Once Ice Cube decides to leave the group, Straight Outta Compton becomes much more conventional but remains as interesting as before. In large part, this is due to the acting performances. Jackson looks, sounds, and acts uncannily like his father, and both Hawkins and Mitchell are solid as well. The real acting find is Taylor, a former stuntman, who makes Suge Knight an extremely menacing presence. Director Gray sensationalizes some of the scenes involving Knight to make him appear as dangerous as possible.


It’s worth nothing that Ice Cube and Dr. Dre served as consultants on Straight Outta Compton, and the movie was made with the cooperation of Eazy-E’s widow as well. In addition, director Gray is an old friend of both Ice Cube and Dr. Dre. So, the movie doesn’t pretend to be objective. The three principals are portrayed quite favorably, even when feuding, while others like Knight, Heller, and various police and reporters do not fare nearly as well. Nor does the movie discuss some of the less savory aspects of the protagonists’ character, such as Dr. Dre’s sometimes violent relationships with women. Straight Outta Compton is drama, not documentary.


Objective or not, the concert scenes, especially the infamous Detroit performance that became a near riot, have a raw power to them that perfectly captures the group’s charisma and street cred. This wasn’t a staged movie “concert” with ersatz enthusiasm. When Ice Cube starts out “Yo Dre, I got something to say,” the feeling in the movie theater where I was watching was electric.

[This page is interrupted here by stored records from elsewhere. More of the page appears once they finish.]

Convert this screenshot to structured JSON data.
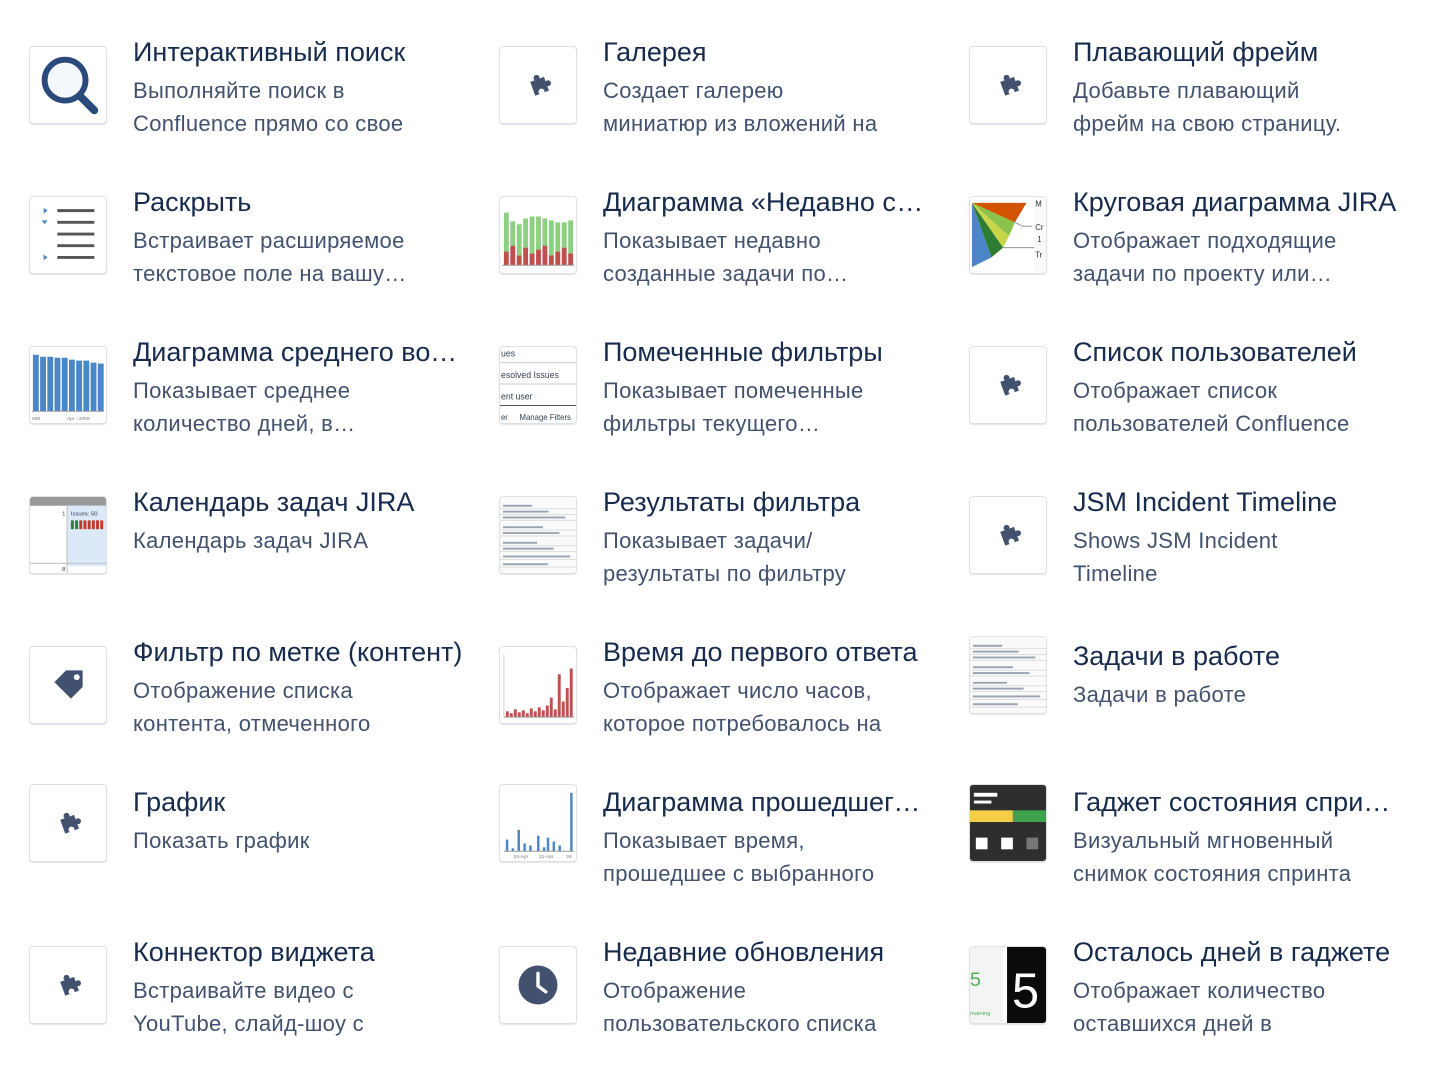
{
  "macros": [
    {
      "name": "interactive-search",
      "icon": "magnifier-icon",
      "title": "Интерактивный поиск",
      "description": "Выполняйте поиск в Confluence прямо со свое"
    },
    {
      "name": "gallery",
      "icon": "puzzle-icon",
      "title": "Галерея",
      "description": "Создает галерею миниатюр из вложений на"
    },
    {
      "name": "floating-frame",
      "icon": "puzzle-icon",
      "title": "Плавающий фрейм",
      "description": "Добавьте плавающий фрейм на свою страницу."
    },
    {
      "name": "expand",
      "icon": "list-icon",
      "title": "Раскрыть",
      "description": "Встраивает расширяемое текстовое поле на вашу страницу"
    },
    {
      "name": "recently-created-chart",
      "icon": "stacked-bar-chart-icon",
      "title": "Диаграмма «Недавно созданные»",
      "description": "Показывает недавно созданные задачи по проекту"
    },
    {
      "name": "pie-chart",
      "icon": "pie-chart-icon",
      "title": "Круговая диаграмма JIRA",
      "description": "Отображает подходящие задачи по проекту или фильтру"
    },
    {
      "name": "average-age-chart",
      "icon": "bar-chart-icon",
      "title": "Диаграмма среднего возраста",
      "description": "Показывает среднее количество дней, в течение"
    },
    {
      "name": "favourite-filters",
      "icon": "filters-list-icon",
      "title": "Помеченные фильтры",
      "description": "Показывает помеченные фильтры текущего пользователя"
    },
    {
      "name": "user-list",
      "icon": "puzzle-icon",
      "title": "Список пользователей",
      "description": "Отображает список пользователей Confluence"
    },
    {
      "name": "jira-issues-calendar",
      "icon": "calendar-icon",
      "title": "Календарь задач JIRA",
      "description": "Календарь задач JIRA"
    },
    {
      "name": "filter-results",
      "icon": "table-icon",
      "title": "Результаты фильтра",
      "description": "Показывает задачи/ результаты по фильтру"
    },
    {
      "name": "jsm-incident-timeline",
      "icon": "puzzle-icon",
      "title": "JSM Incident Timeline",
      "description": "Shows JSM Incident Timeline"
    },
    {
      "name": "content-by-label",
      "icon": "tag-icon",
      "title": "Фильтр по метке (контент)",
      "description": "Отображение списка контента, отмеченного"
    },
    {
      "name": "time-to-first-response",
      "icon": "red-bar-chart-icon",
      "title": "Время до первого ответа",
      "description": "Отображает число часов, которое потребовалось на"
    },
    {
      "name": "issues-in-progress",
      "icon": "table-icon",
      "title": "Задачи в работе",
      "description": "Задачи в работе"
    },
    {
      "name": "chart",
      "icon": "puzzle-icon",
      "title": "График",
      "description": "Показать график"
    },
    {
      "name": "time-since-chart",
      "icon": "blue-bar-chart-icon",
      "title": "Диаграмма прошедшего времени",
      "description": "Показывает время, прошедшее с выбранного"
    },
    {
      "name": "sprint-health-gadget",
      "icon": "sprint-health-icon",
      "title": "Гаджет состояния спринта",
      "description": "Визуальный мгновенный снимок состояния спринта"
    },
    {
      "name": "widget-connector",
      "icon": "puzzle-icon",
      "title": "Коннектор виджета",
      "description": "Встраивайте видео с YouTube, слайд-шоу с"
    },
    {
      "name": "recently-updated",
      "icon": "clock-icon",
      "title": "Недавние обновления",
      "description": "Отображение пользовательского списка"
    },
    {
      "name": "days-left",
      "icon": "days-counter-icon",
      "title": "Осталось дней в гаджете",
      "description": "Отображает количество оставшихся дней в"
    }
  ],
  "thumb_text": {
    "filters": [
      "ues",
      "esolved Issues",
      "ent user",
      "er",
      "Manage Filters"
    ],
    "pie": [
      "M",
      "Cr",
      "1",
      "Tr"
    ],
    "calendar": [
      "1",
      "Issues: 50",
      "8"
    ],
    "days": [
      "5",
      "maining"
    ],
    "axis_avg": [
      "008",
      "Apr - 2009"
    ],
    "axis_time": [
      "24-Apr",
      "21-Apr",
      "26"
    ]
  },
  "colors": {
    "title": "#172b4d",
    "description": "#42526e",
    "icon": "#42526e",
    "chart_blue": "#4a86c8",
    "chart_green": "#8ed081",
    "chart_red": "#c0504d",
    "sprint_dark": "#2e2e2e",
    "sprint_yellow": "#f5cd47",
    "sprint_green": "#3fa34d"
  }
}
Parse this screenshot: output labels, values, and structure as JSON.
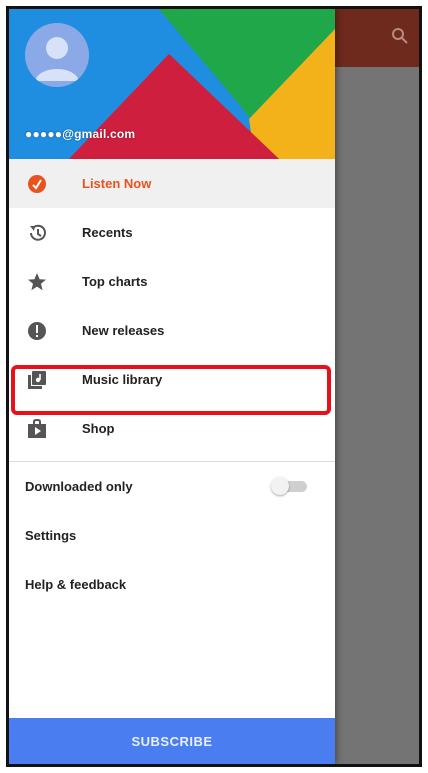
{
  "account": {
    "email": "●●●●●@gmail.com"
  },
  "menu": {
    "items": [
      {
        "label": "Listen Now",
        "icon": "listen-now-icon",
        "active": true
      },
      {
        "label": "Recents",
        "icon": "recents-icon"
      },
      {
        "label": "Top charts",
        "icon": "star-icon"
      },
      {
        "label": "New releases",
        "icon": "new-releases-icon"
      },
      {
        "label": "Music library",
        "icon": "music-library-icon",
        "highlighted": true
      },
      {
        "label": "Shop",
        "icon": "shop-icon"
      }
    ]
  },
  "settings": {
    "downloaded_only": {
      "label": "Downloaded only",
      "enabled": false
    },
    "settings_label": "Settings",
    "help_label": "Help & feedback"
  },
  "footer": {
    "subscribe_label": "SUBSCRIBE"
  },
  "colors": {
    "accent": "#e8531f",
    "subscribe": "#4a7ef0",
    "highlight": "#e8101a",
    "toolbar": "#6e2a1c"
  }
}
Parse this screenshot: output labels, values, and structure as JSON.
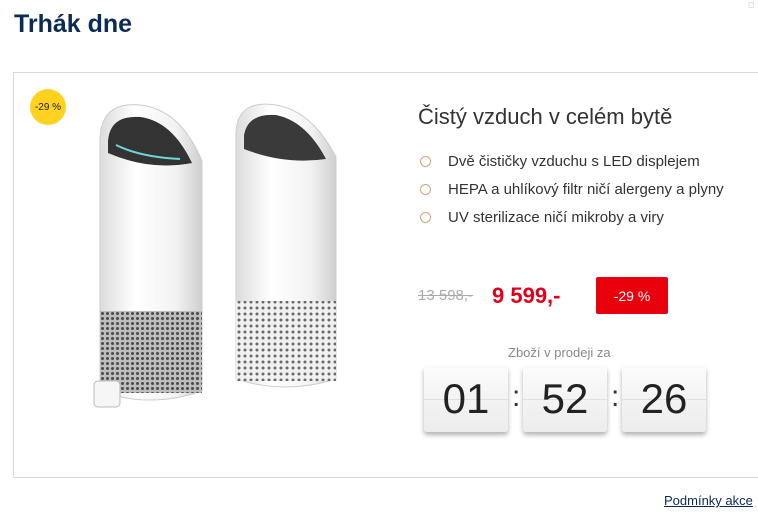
{
  "header": {
    "title": "Trhák dne"
  },
  "deal": {
    "badge": "-29 %",
    "product_image": "air-purifier-pair",
    "title": "Čistý vzduch v celém bytě",
    "features": [
      "Dvě čističky vzduchu s LED displejem",
      "HEPA a uhlíkový filtr ničí alergeny a plyny",
      "UV sterilizace ničí mikroby a viry"
    ],
    "old_price": "13 598,-",
    "new_price": "9 599,-",
    "discount": "-29 %",
    "countdown": {
      "label": "Zboží v prodeji za",
      "hours": "01",
      "minutes": "52",
      "seconds": "26",
      "separator": ":"
    }
  },
  "footer": {
    "terms_link": "Podmínky akce"
  },
  "colors": {
    "heading": "#0b2a55",
    "price_red": "#e0001b",
    "badge_yellow": "#ffd21f",
    "discount_red": "#e8000d",
    "bullet": "#c9a776"
  }
}
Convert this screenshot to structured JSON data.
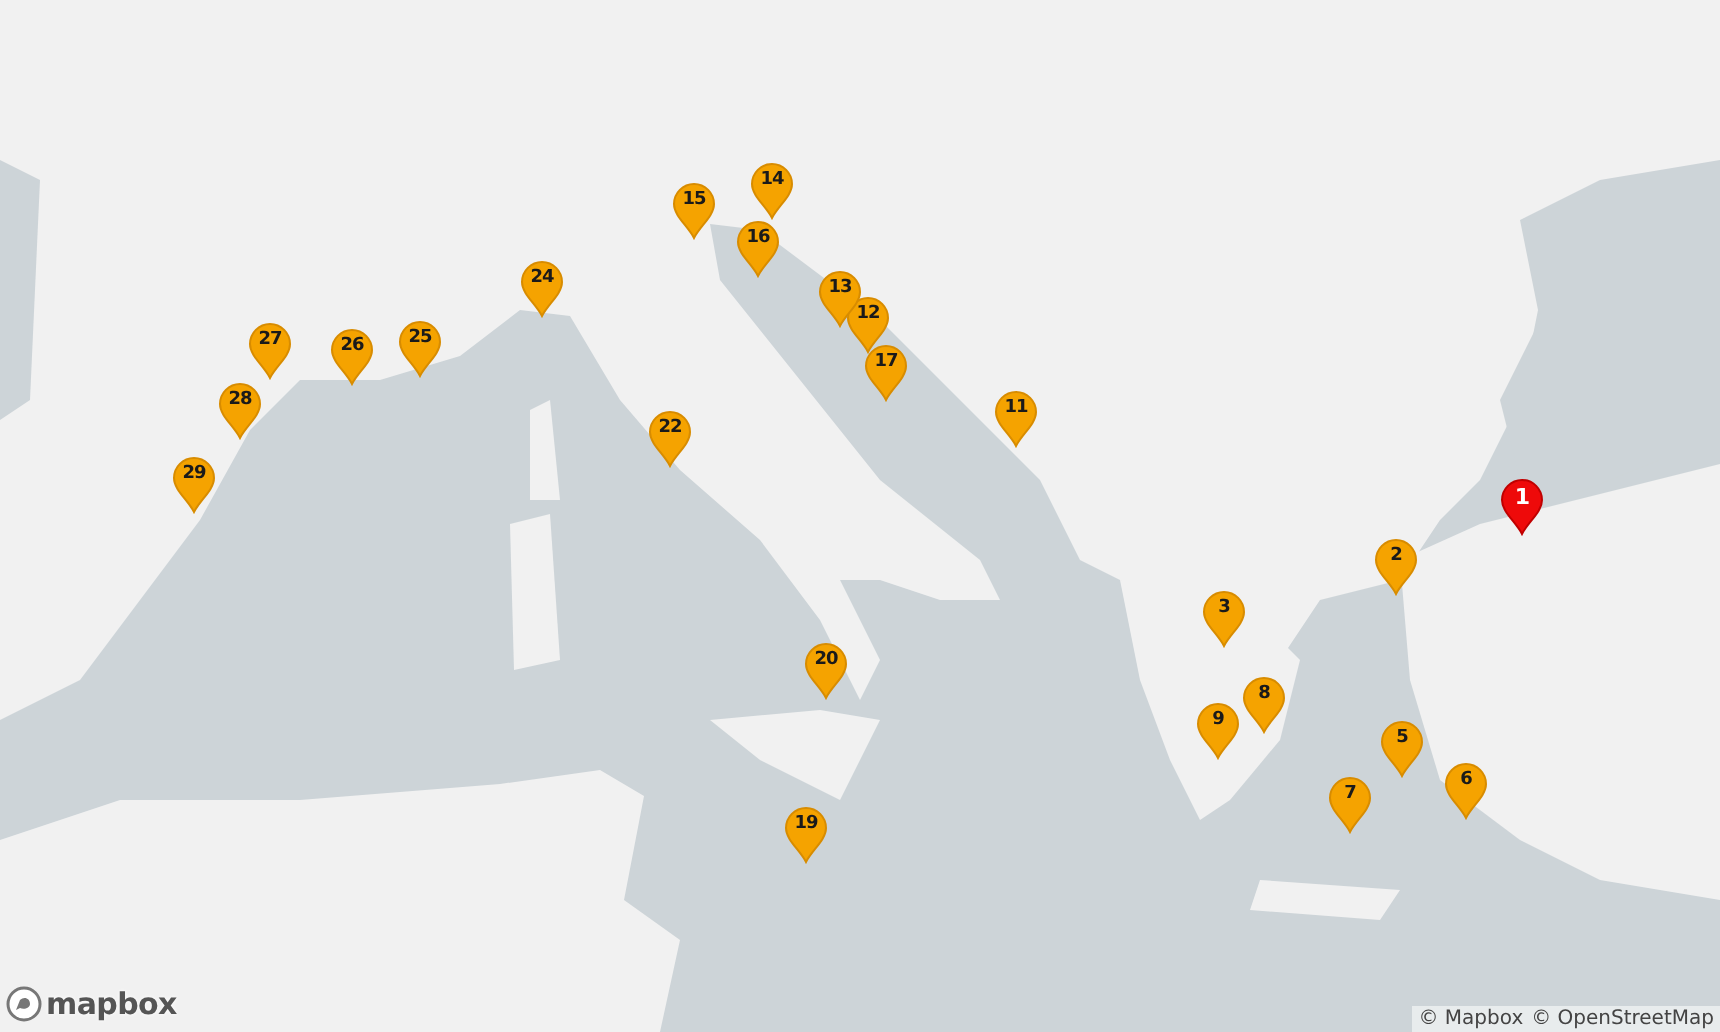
{
  "map": {
    "markers": [
      {
        "label": "1",
        "selected": true
      },
      {
        "label": "2",
        "selected": false
      },
      {
        "label": "3",
        "selected": false
      },
      {
        "label": "5",
        "selected": false
      },
      {
        "label": "6",
        "selected": false
      },
      {
        "label": "7",
        "selected": false
      },
      {
        "label": "8",
        "selected": false
      },
      {
        "label": "9",
        "selected": false
      },
      {
        "label": "11",
        "selected": false
      },
      {
        "label": "12",
        "selected": false
      },
      {
        "label": "13",
        "selected": false
      },
      {
        "label": "14",
        "selected": false
      },
      {
        "label": "15",
        "selected": false
      },
      {
        "label": "16",
        "selected": false
      },
      {
        "label": "17",
        "selected": false
      },
      {
        "label": "19",
        "selected": false
      },
      {
        "label": "20",
        "selected": false
      },
      {
        "label": "22",
        "selected": false
      },
      {
        "label": "24",
        "selected": false
      },
      {
        "label": "25",
        "selected": false
      },
      {
        "label": "26",
        "selected": false
      },
      {
        "label": "27",
        "selected": false
      },
      {
        "label": "28",
        "selected": false
      },
      {
        "label": "29",
        "selected": false
      }
    ]
  },
  "logo": {
    "text": "mapbox"
  },
  "attribution": [
    "© Mapbox",
    "© OpenStreetMap"
  ]
}
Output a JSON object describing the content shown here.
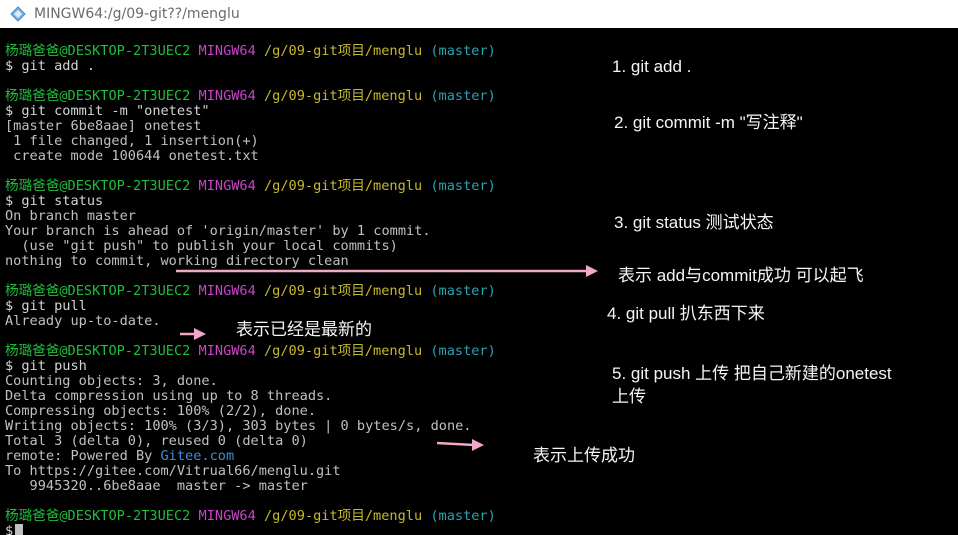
{
  "window": {
    "title": "MINGW64:/g/09-git??/menglu",
    "icon": "git-bash-icon"
  },
  "prompt": {
    "user": "杨璐爸爸@DESKTOP-2T3UEC2",
    "system": "MINGW64",
    "path": "/g/09-git项目/menglu",
    "branch": "(master)"
  },
  "blocks": [
    {
      "command": "$ git add .",
      "output": []
    },
    {
      "command": "$ git commit -m \"onetest\"",
      "output": [
        "[master 6be8aae] onetest",
        " 1 file changed, 1 insertion(+)",
        " create mode 100644 onetest.txt"
      ]
    },
    {
      "command": "$ git status",
      "output": [
        "On branch master",
        "Your branch is ahead of 'origin/master' by 1 commit.",
        "  (use \"git push\" to publish your local commits)",
        "nothing to commit, working directory clean"
      ]
    },
    {
      "command": "$ git pull",
      "output": [
        "Already up-to-date."
      ]
    },
    {
      "command": "$ git push",
      "output": [
        "Counting objects: 3, done.",
        "Delta compression using up to 8 threads.",
        "Compressing objects: 100% (2/2), done.",
        "Writing objects: 100% (3/3), 303 bytes | 0 bytes/s, done.",
        "Total 3 (delta 0), reused 0 (delta 0)"
      ],
      "remote_prefix": "remote: Powered By ",
      "remote_link": "Gitee.com",
      "tail": [
        "To https://gitee.com/Vitrual66/menglu.git",
        "   9945320..6be8aae  master -> master"
      ]
    }
  ],
  "final_prompt": "$",
  "annotations": {
    "add": "1.  git add .",
    "commit": "2. git  commit  -m \"写注释\"",
    "status": "3. git  status 测试状态",
    "status_result": "表示 add与commit成功 可以起飞",
    "pull": "4. git pull 扒东西下来",
    "pull_result": "表示已经是最新的",
    "push_line1": "5.  git push  上传 把自己新建的onetest",
    "push_line2": "上传",
    "push_result": "表示上传成功"
  },
  "colors": {
    "background": "#000000",
    "prompt_user": "#1ebd3a",
    "prompt_system": "#c845c8",
    "prompt_path": "#c6b92c",
    "prompt_branch": "#2aa1b3",
    "text": "#c0c0c0",
    "link": "#3f8bd8",
    "arrow": "#f2a6c8"
  }
}
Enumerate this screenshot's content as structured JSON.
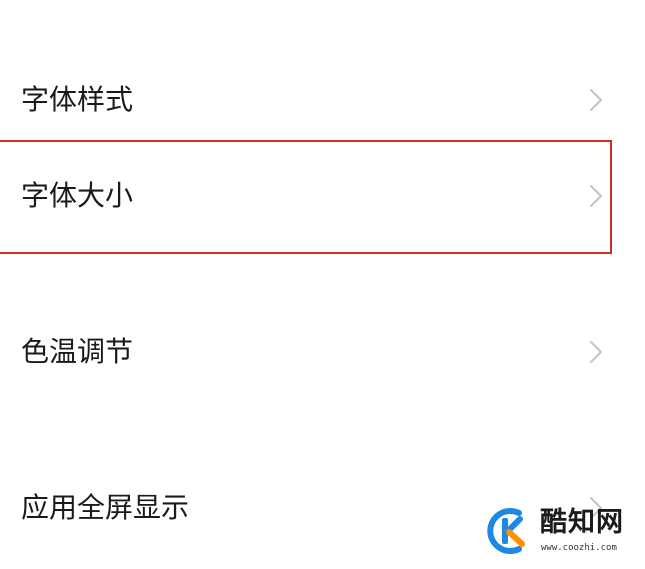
{
  "settings": {
    "items": [
      {
        "label": "字体样式",
        "icon": "chevron-right-icon"
      },
      {
        "label": "字体大小",
        "icon": "chevron-right-icon",
        "highlighted": true
      },
      {
        "label": "色温调节",
        "icon": "chevron-right-icon"
      },
      {
        "label": "应用全屏显示",
        "icon": "chevron-right-icon"
      }
    ]
  },
  "annotation": {
    "highlight_color": "#c9302c"
  },
  "watermark": {
    "brand": "酷知网",
    "url": "www.coozhi.com",
    "logo_colors": [
      "#1e88e5",
      "#ff8f00"
    ]
  }
}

As a drama, almost every scene in Compton is effective. However, director Gray sacrifices subtlety in favor of big emotional payoffs. The second half of the film thus feels episodic rather than the more comprehensive, nuanced portrayals that the better biographies manage. Even at two and a half hours long, the movie may leave some viewers thinking they really haven’t gotten a handle on who these musicians really are. Certainly, Gray could have cut back some on the montage party scenes, featuring copious amounts of drug consumption and scantily clad female flesh, and not harmed the dramatic integrity of the film.


Director Howard Hawks famously said that a good movie has three great scenes and no bad ones. By that measure, and by my own standards, Straight Outta Compton is a very good movie indeed. I can’t remember a single bad scene, even the superfluous, overlong party scenes. The film has a few too many gaps to be really great, and we never really get a handle on “who” the main three really were. But the movie accomplishes what I think was its major goal: to explain the “how” and the “why.” While there’s plenty of room for criticism of N.W.A., their legitimacy and motivation can’t be questioned. Similarly, while there’s room to criticize some of Gray’s directorial choices, the overall quality of Straight Outta Compton, and the emotion that went into it, can’t be questioned either.